In 1797–98, he acted as secretary of the Swedish embassy in London and on 19 April 1798, he was elected Fellow of the Royal Society. Returning to Sweden, he again took up his position as botanices demonstrator at Uppsala, and was in 1802 elected president of the "Zoophytolithic Society" (later called the Linnaean Institute). In 1812 he became professor of materia medica at the university. He died in Uppsala in 1837. In addition to various botanical writings, he published the autobiography of Carl Linnaeus in 1823.

His brother, Johan Afzelius (1753–1837), was professor of chemistry at Uppsala; and another brother, Pehr von Afzelius (1760–1843; the "von" was added when he was ennobled), who became a professor of medicine at Uppsala in 1801, was distinguished as a medical teacher and practitioner.
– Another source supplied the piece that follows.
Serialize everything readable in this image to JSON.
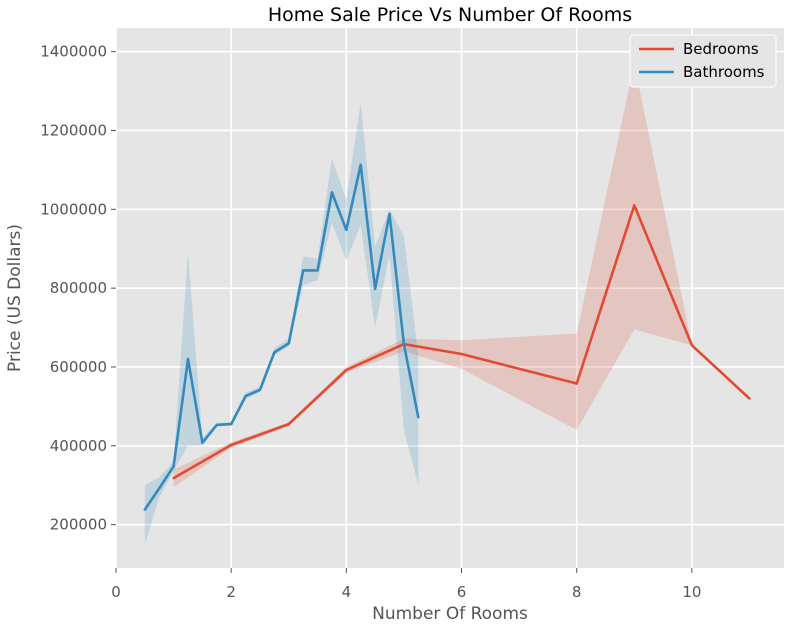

The botanical genus Afzelia (subfamily Caesalpinioideae) commemorates his name, and in 1857, the plant species Anubias afzelii was named after him by Heinrich Wilhelm Schott.

==Works==
- De vegetabilibus svecanis observationes et experimenta, 1785.
- "The botanical history of Trifolium alpestre, medium, and pretense", London: Benjamin White and Son, 1791.
- "Observations on the genus Pausus, and description of a new species", London: Benjamin White and Son, 1798.
- Genera Plantarum Guineensium, 1804.
- Remedia guineensia quorum collectionem quintam, 1813–17 (one of many authors).
- Stirpium in Guinea medicinalium species novæ, 1818.
- Reliquiae Afzelianae : sistentes icones fungorum quos in Guinea collegit et in aere incisas excudi; curavit Adamus Afzelius. interpretatur Elias Magnus Fries (1860).
- "Adam Afzelius Sierra Leone Journal 1795–1796" (translated into English, 1967; Alexander Peter Kup; Carl Gösta Widstrand).